Parser freezes terminal with no error
lampnout opened this issue · 4 comments
Thank you very much for maintaining this module!
I ran into an issue while parsing a feed. Most specifically, the terminal freezes when parsing the feed, with no error output, as the screenshot shows:
The URL of the feed I'm trying to parse is:
https://www.cyber.gov.au/acsc/view-all-content/publications/rss
The w3 validator says the feed is valid (https://validator.w3.org/feed/check.cgi?url=https%3A%2F%2Fwww.cyber.gov.au%2Facsc%2Fview-all-content%2Fpublications%2Frss), however makes some comments about interoperability:
I'm not sure what exactly is the issue and I'd need your thoughts on this. Is there anything that can be done in feedparser to make this parse work or alternatively print out a verbose error message?
Thanks in advance
I tried to save the current state of that RSS file. But even wget
is not able to load the content.
$ wget https://www.cyber.gov.au/acsc/view-all-content/publications/rss
--2023-03-09 16:23:30-- https://www.cyber.gov.au/acsc/view-all-content/publications/rss
Auflösen des Hostnamens www.cyber.gov.au (www.cyber.gov.au)… 184.25.239.48, 184.25.239.96
Verbindungsaufbau zu www.cyber.gov.au (www.cyber.gov.au)|184.25.239.48|:443 … verbunden.
HTTP-Anforderung gesendet, auf Antwort wird gewartet …
Then I used Microsoft Edge (not my choice!) to open the feed URL. It opened as a plain text file I stored on my locale drive.
Then I parsed that file (see rss.txt) which works fine.
p = pathlib.Path.home() / '_t' / 'rss.txt'
>>> p.exists()
True
>>> f = feedparser.parse(p)
>>> f
{'bozo': False, 'entries': [{'title': 'Essential Eight Maturity Model to ISM Mapping', 'title_detail': {'type': 'text/plain', 'language': None, 'base': 'https://www.cyber.gov.au/', 'value': 'Essential Eight Maturity Model to ISM Mapping'}, 'links': [{'rel': 'alternate', 'type': 'text/html', 'href': 'https://www.cyber.gov.au/acsc/view-all-content/publications/essential-eight-maturity-model-ism-mapping'}], 'link': 'https://www.cyber.gov.au/acsc/view-all-content/publications/essential-eight-maturity-model-ism-mapping', 'summary': 'This publication provides a mapping between Maturity Level Two and Maturity Level Three of the Essential Eight Maturity Model and the controls within the Information Security Manual (ISM).', 'summary_detail': {'type': '
SNIPPED
So it seems that the parsing is not the problem but something is wrong about the file transfer.
Except the MS Edge Download I did all that on Debian 11 with feedparser 6.0.10 and Python 3.9.10.
The server is blocking user agents it doesn't like.

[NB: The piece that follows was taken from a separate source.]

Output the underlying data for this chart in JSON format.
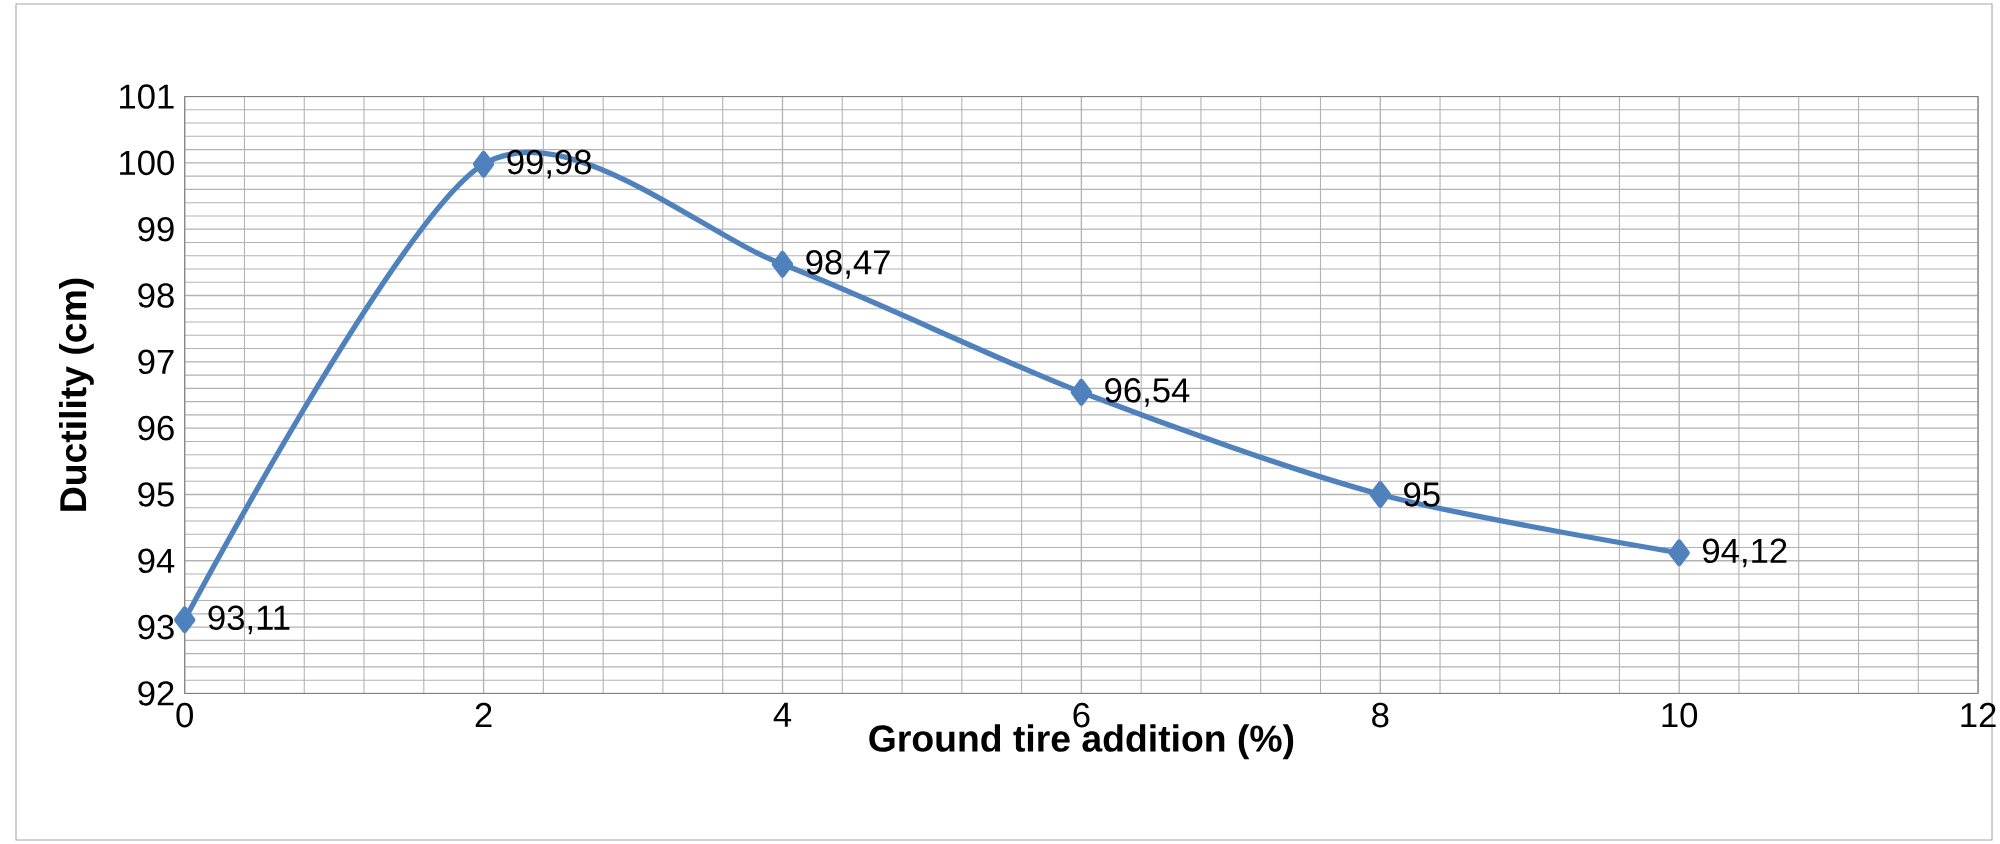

You'll need to set a fake user agent that looks like a desktop browser.
url = "https://www.cyber.gov.au/acsc/view-all-content/publications/rss"
agent = "Mozilla/5.0 (Macintosh; Intel Mac OS X 10_13_5)"
result = feedparser.parse(url, agent=agent)
result["items"][0]["title"] # 'Essential Eight Maturity Model to ISM Mapping'
The server is blocking user agents it doesn't like.
How stupid is that!? 😆
But it seems that feedparser is freezing or waiting endless. Can we do something about it? Kind of an timeout or something like this?
Years prior, I was unwilling to add timeouts because they wouldn't work in the supported Python 2.x series. I'm going to add timeouts when feedparser switches to the requests library internally.
In another project (listparser), I've introduced several changes that I want to bring over to feedparser, including using requests as the HTTP library.